How To Tell If You Should Dump Your Sad Sack Preferred Shares
If I were to pick one asset class that appears to have disappointed Globe readers the most in recent years, it would be preferred shares.
Sample complaint: “I hope you will soon write an article about preferred shares, why they are doing so badly, what hope there is they will recover and possibly when or whether it’s time to abandon them and suck up the loss to put the money to better use.”
No question, preferred shares have been incredibly frustrating. The S&P/TSX preferred share index plunged last fall, rallied early in 2019 and then started to fall again. The loss for the index last year was 8.4 per cent, and that’s a total return with both dividends and share price changes included.

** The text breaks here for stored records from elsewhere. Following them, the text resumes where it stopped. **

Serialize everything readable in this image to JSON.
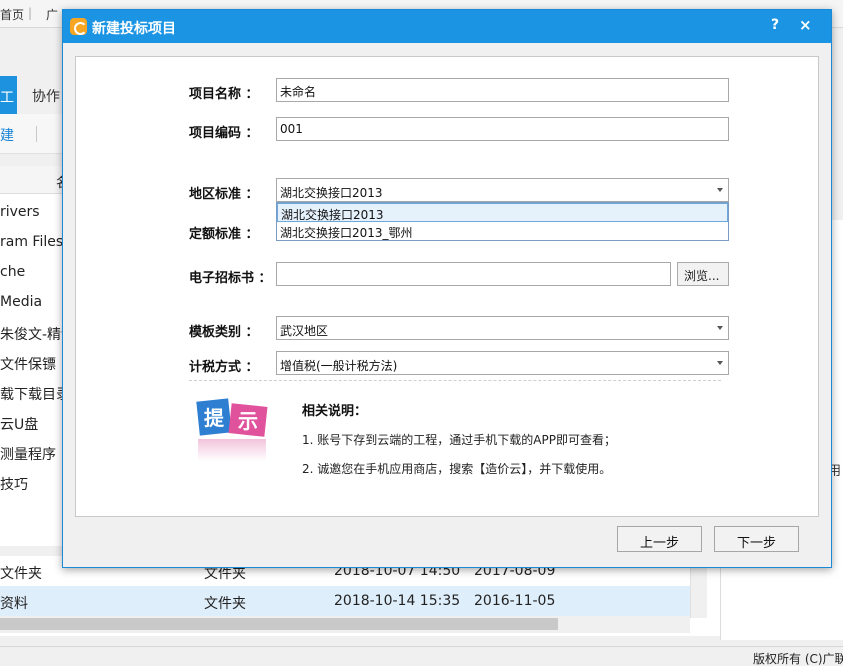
{
  "background": {
    "topbar": {
      "home": "首页",
      "separator": "|",
      "site": "广"
    },
    "tabs": {
      "active": "工",
      "collab": "协作"
    },
    "toolbar": {
      "new": "建"
    },
    "sort_header": "名",
    "left_items": [
      "rivers",
      "ram Files",
      "che",
      "Media",
      "朱俊文-精讯",
      "文件保镖",
      "载下载目录",
      "云U盘",
      "测量程序",
      "技巧"
    ],
    "rows": [
      {
        "name": "文件夹",
        "type": "文件夹",
        "modified": "2018-10-07 14:50",
        "created": "2017-08-09"
      },
      {
        "name": "资料",
        "type": "文件夹",
        "modified": "2018-10-14 15:35",
        "created": "2016-11-05"
      }
    ],
    "footer": "版权所有 (C)广联",
    "right_text": "用"
  },
  "dialog": {
    "title": "新建投标项目",
    "help": "?",
    "close": "×",
    "fields": {
      "project_name_label": "项目名称 ：",
      "project_name_value": "未命名",
      "project_code_label": "项目编码 ：",
      "project_code_value": "001",
      "region_label": "地区标准 ：",
      "region_value": "湖北交换接口2013",
      "region_options": [
        "湖北交换接口2013",
        "湖北交换接口2013_鄂州"
      ],
      "quota_label": "定额标准 ：",
      "tender_doc_label": "电子招标书 ：",
      "tender_doc_value": "",
      "browse": "浏览...",
      "template_label": "模板类别 ：",
      "template_value": "武汉地区",
      "tax_label": "计税方式 ：",
      "tax_value": "增值税(一般计税方法)"
    },
    "tips": {
      "icon_text": "提示",
      "title": "相关说明：",
      "lines": [
        "1.  账号下存到云端的工程，通过手机下载的APP即可查看；",
        "2.  诚邀您在手机应用商店，搜索【造价云】，并下载使用。"
      ]
    },
    "buttons": {
      "prev": "上一步",
      "next": "下一步"
    }
  }
}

Most preferred shares are of the rate reset variety, which thrive when there’s an expectation that interest rates will rise. There’s a growing sense that rates will remain flat or even decline as economic growth slows – that helps explain the latest weakness in the pref market.

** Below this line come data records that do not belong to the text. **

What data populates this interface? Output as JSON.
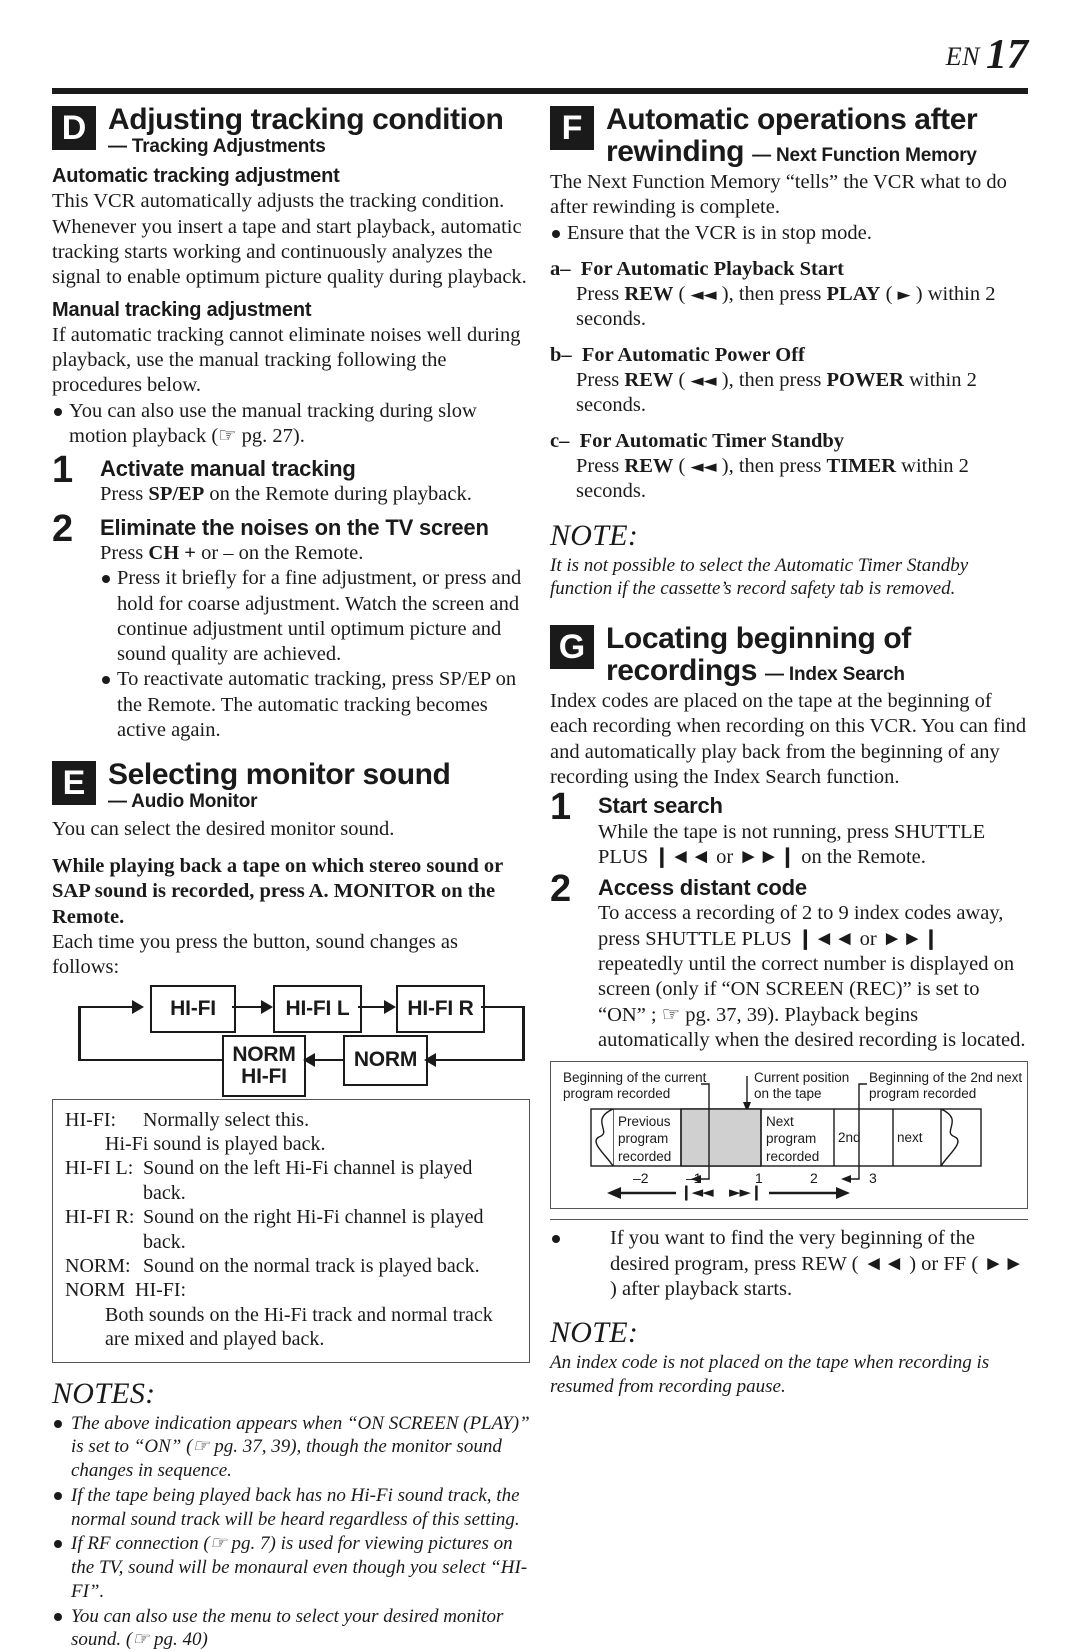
{
  "header": {
    "en_label": "EN",
    "page_number": "17"
  },
  "left_column": {
    "section_d": {
      "badge": "D",
      "title": "Adjusting tracking condition",
      "subtitle": "— Tracking Adjustments",
      "auto_heading": "Automatic tracking adjustment",
      "auto_text": "This VCR automatically adjusts the tracking condition. Whenever you insert a tape and start playback, automatic tracking starts working and continuously analyzes the signal to enable optimum picture quality during playback.",
      "manual_heading": "Manual tracking adjustment",
      "manual_text": "If automatic tracking cannot eliminate noises well during playback, use the manual tracking following the procedures below.",
      "manual_bullet": "You can also use the manual tracking during slow motion playback (☞ pg. 27).",
      "steps": [
        {
          "number": "1",
          "heading": "Activate manual tracking",
          "text_pre": "Press ",
          "text_key": "SP/EP",
          "text_post": " on the Remote during playback.",
          "bullets": []
        },
        {
          "number": "2",
          "heading": "Eliminate the noises on the TV screen",
          "text_pre": "Press ",
          "text_key": "CH +",
          "text_post": " or – on the Remote.",
          "bullets": [
            "Press it briefly for a fine adjustment, or press and hold for coarse adjustment. Watch the screen and continue adjustment until optimum picture and sound quality are achieved.",
            "To reactivate automatic tracking, press SP/EP on the Remote. The automatic tracking becomes active again."
          ]
        }
      ]
    },
    "section_e": {
      "badge": "E",
      "title": "Selecting monitor sound",
      "subtitle": "— Audio Monitor",
      "intro": "You can select the desired monitor sound.",
      "bold_instruction": "While playing back a tape on which stereo sound or SAP sound is recorded, press A. MONITOR on the Remote.",
      "follow_text": "Each time you press the button, sound changes as follows:",
      "flow_boxes": [
        "HI-FI",
        "HI-FI L",
        "HI-FI R",
        "NORM",
        "NORM\nHI-FI"
      ],
      "legend": [
        {
          "key": "HI-FI:",
          "value": "Normally select this.",
          "value2": "Hi-Fi sound is played back."
        },
        {
          "key": "HI-FI L:",
          "value": "Sound on the left Hi-Fi channel is played back."
        },
        {
          "key": "HI-FI R:",
          "value": "Sound on the right Hi-Fi channel is played back."
        },
        {
          "key": "NORM:",
          "value": "Sound on the normal track is played back."
        },
        {
          "key": "NORM  HI-FI:",
          "value": "",
          "value2": "Both sounds on the Hi-Fi track and normal track are mixed and played back."
        }
      ],
      "notes_heading": "NOTES:",
      "notes": [
        "The above indication appears when “ON SCREEN (PLAY)” is set to “ON” (☞ pg. 37, 39), though the monitor sound changes in sequence.",
        "If the tape being played back has no Hi-Fi sound track, the normal sound track will be heard regardless of this setting.",
        "If RF connection (☞ pg. 7) is used for viewing pictures on the TV, sound will be monaural even though you select “HI-FI”.",
        "You can also use the menu to select your desired monitor sound. (☞ pg. 40)"
      ]
    }
  },
  "right_column": {
    "section_f": {
      "badge": "F",
      "title_line1": "Automatic operations after",
      "title_line2": "rewinding",
      "subtitle": "— Next Function Memory",
      "intro": "The Next Function Memory “tells” the VCR what to do after rewinding is complete.",
      "bullet": "Ensure that the VCR is in stop mode.",
      "items": [
        {
          "label": "a–",
          "heading": "For Automatic Playback Start",
          "body_pre": "Press ",
          "key1": "REW",
          "sym1": "◄◄",
          "mid": ", then press ",
          "key2": "PLAY",
          "sym2": "►",
          "body_post": " within 2 seconds."
        },
        {
          "label": "b–",
          "heading": "For Automatic Power Off",
          "body_pre": "Press ",
          "key1": "REW",
          "sym1": "◄◄",
          "mid": ", then press ",
          "key2": "POWER",
          "sym2": "",
          "body_post": " within 2 seconds."
        },
        {
          "label": "c–",
          "heading": "For Automatic Timer Standby",
          "body_pre": "Press ",
          "key1": "REW",
          "sym1": "◄◄",
          "mid": ", then press ",
          "key2": "TIMER",
          "sym2": "",
          "body_post": " within 2 seconds."
        }
      ],
      "note_heading": "NOTE:",
      "note_text": "It is not possible to select the Automatic Timer Standby function if the cassette’s record safety tab is removed."
    },
    "section_g": {
      "badge": "G",
      "title_line1": "Locating beginning of",
      "title_line2": "recordings",
      "subtitle": "— Index Search",
      "intro": "Index codes are placed on the tape at the beginning of each recording when recording on this VCR. You can find and automatically play back from the beginning of any recording using the Index Search function.",
      "steps": [
        {
          "number": "1",
          "heading": "Start search",
          "body": "While the tape is not running, press SHUTTLE PLUS ❙◄◄ or ►►❙ on the Remote."
        },
        {
          "number": "2",
          "heading": "Access distant code",
          "body": "To access a recording of 2 to 9 index codes away, press SHUTTLE PLUS ❙◄◄ or ►►❙ repeatedly until the correct number is displayed on screen (only if “ON SCREEN (REC)” is set to “ON” ; ☞ pg. 37, 39). Playback begins automatically when the desired recording is located."
        }
      ],
      "diagram": {
        "label_left": "Beginning of the current\nprogram recorded",
        "label_center": "Current position\non the tape",
        "label_right": "Beginning of the 2nd next\nprogram recorded",
        "segments": [
          "Previous\nprogram\nrecorded",
          "",
          "Next\nprogram\nrecorded",
          "2nd",
          "next"
        ],
        "ticks": [
          "–2",
          "–1",
          "1",
          "2",
          "3"
        ],
        "arrow_back_label": "❙◄◄",
        "arrow_fwd_label": "►►❙"
      },
      "bullet": "If you want to find the very beginning of the desired program, press REW ( ◄◄ ) or FF ( ►► ) after playback starts.",
      "note_heading": "NOTE:",
      "note_text": "An index code is not placed on the tape when recording is resumed from recording pause."
    }
  }
}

It’s time to pack it in if you’re a preferred share holder who is focused on the share price rather than the dividend. Prefs have delivered strong gains at certain points, but the primary reason to own them is for the highly reliable dividend income they pay, and the tax advantages dividends get in non-registered accounts. If a company falls into financial difficulties, it will cut preferred share dividends only after axing the payout on common shares. Defaults on preferred share dividend payments can happen, but they’re rare if you stick to quality companies.

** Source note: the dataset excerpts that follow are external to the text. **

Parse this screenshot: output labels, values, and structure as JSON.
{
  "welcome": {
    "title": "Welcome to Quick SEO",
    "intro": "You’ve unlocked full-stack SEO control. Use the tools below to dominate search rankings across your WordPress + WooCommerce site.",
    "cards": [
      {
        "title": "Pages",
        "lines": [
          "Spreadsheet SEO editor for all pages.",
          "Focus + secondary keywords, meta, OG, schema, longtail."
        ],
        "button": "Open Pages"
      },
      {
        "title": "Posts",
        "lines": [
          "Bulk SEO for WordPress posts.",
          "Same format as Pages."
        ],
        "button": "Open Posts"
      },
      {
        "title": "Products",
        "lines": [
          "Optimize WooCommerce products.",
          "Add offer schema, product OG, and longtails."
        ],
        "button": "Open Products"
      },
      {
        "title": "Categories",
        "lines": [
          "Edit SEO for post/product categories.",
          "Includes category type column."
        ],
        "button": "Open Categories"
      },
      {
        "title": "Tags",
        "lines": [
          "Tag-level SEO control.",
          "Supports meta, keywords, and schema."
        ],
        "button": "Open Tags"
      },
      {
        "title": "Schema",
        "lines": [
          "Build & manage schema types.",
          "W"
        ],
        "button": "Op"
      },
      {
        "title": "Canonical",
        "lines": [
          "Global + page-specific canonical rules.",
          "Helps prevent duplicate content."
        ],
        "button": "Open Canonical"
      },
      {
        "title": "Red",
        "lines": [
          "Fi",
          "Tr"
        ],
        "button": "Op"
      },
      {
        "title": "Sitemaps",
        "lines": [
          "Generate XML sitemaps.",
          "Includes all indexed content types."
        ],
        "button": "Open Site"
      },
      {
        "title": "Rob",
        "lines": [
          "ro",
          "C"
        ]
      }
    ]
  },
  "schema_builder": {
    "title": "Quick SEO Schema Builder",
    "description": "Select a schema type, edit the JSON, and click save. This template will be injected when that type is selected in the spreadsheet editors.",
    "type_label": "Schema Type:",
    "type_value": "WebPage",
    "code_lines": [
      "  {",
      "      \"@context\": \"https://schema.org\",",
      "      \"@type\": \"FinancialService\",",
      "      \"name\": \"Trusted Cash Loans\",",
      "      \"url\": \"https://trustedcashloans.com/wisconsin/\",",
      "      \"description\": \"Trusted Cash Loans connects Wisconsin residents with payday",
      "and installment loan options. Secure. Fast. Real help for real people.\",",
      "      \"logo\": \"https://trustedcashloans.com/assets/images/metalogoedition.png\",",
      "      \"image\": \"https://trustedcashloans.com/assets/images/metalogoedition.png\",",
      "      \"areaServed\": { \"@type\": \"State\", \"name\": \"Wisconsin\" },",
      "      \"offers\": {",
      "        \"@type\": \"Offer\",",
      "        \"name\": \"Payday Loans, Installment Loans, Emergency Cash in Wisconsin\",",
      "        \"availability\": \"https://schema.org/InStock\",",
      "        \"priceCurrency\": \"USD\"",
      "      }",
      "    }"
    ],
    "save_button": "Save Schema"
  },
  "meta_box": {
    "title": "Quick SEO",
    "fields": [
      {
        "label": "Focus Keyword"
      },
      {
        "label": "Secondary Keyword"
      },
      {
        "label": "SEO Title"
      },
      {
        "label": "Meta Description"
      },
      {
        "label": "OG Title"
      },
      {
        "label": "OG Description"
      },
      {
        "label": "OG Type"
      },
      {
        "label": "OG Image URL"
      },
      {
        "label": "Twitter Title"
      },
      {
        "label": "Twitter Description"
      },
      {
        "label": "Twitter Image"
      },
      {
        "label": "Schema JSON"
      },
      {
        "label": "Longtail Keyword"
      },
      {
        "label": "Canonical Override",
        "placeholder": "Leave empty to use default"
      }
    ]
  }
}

If you’re bugged by the idea of preferred shares fluctuating in value, skip the aggravation and instead look at blue chip common shares that pay dividends. Their prices can fluctuate more than preferred shares, but there’s much more upside potential for the shares. The best dividend-paying common shares offer one other benefit – dividend growth on an annual basis.
It’s worth noting that none of the recent difficulties for preferred shares are based on concerns about their ability to keep pumping out quarterly dividend income. If you want highly reliable dividend and aren’t worried about twitchy share prices, then prefs are a hold.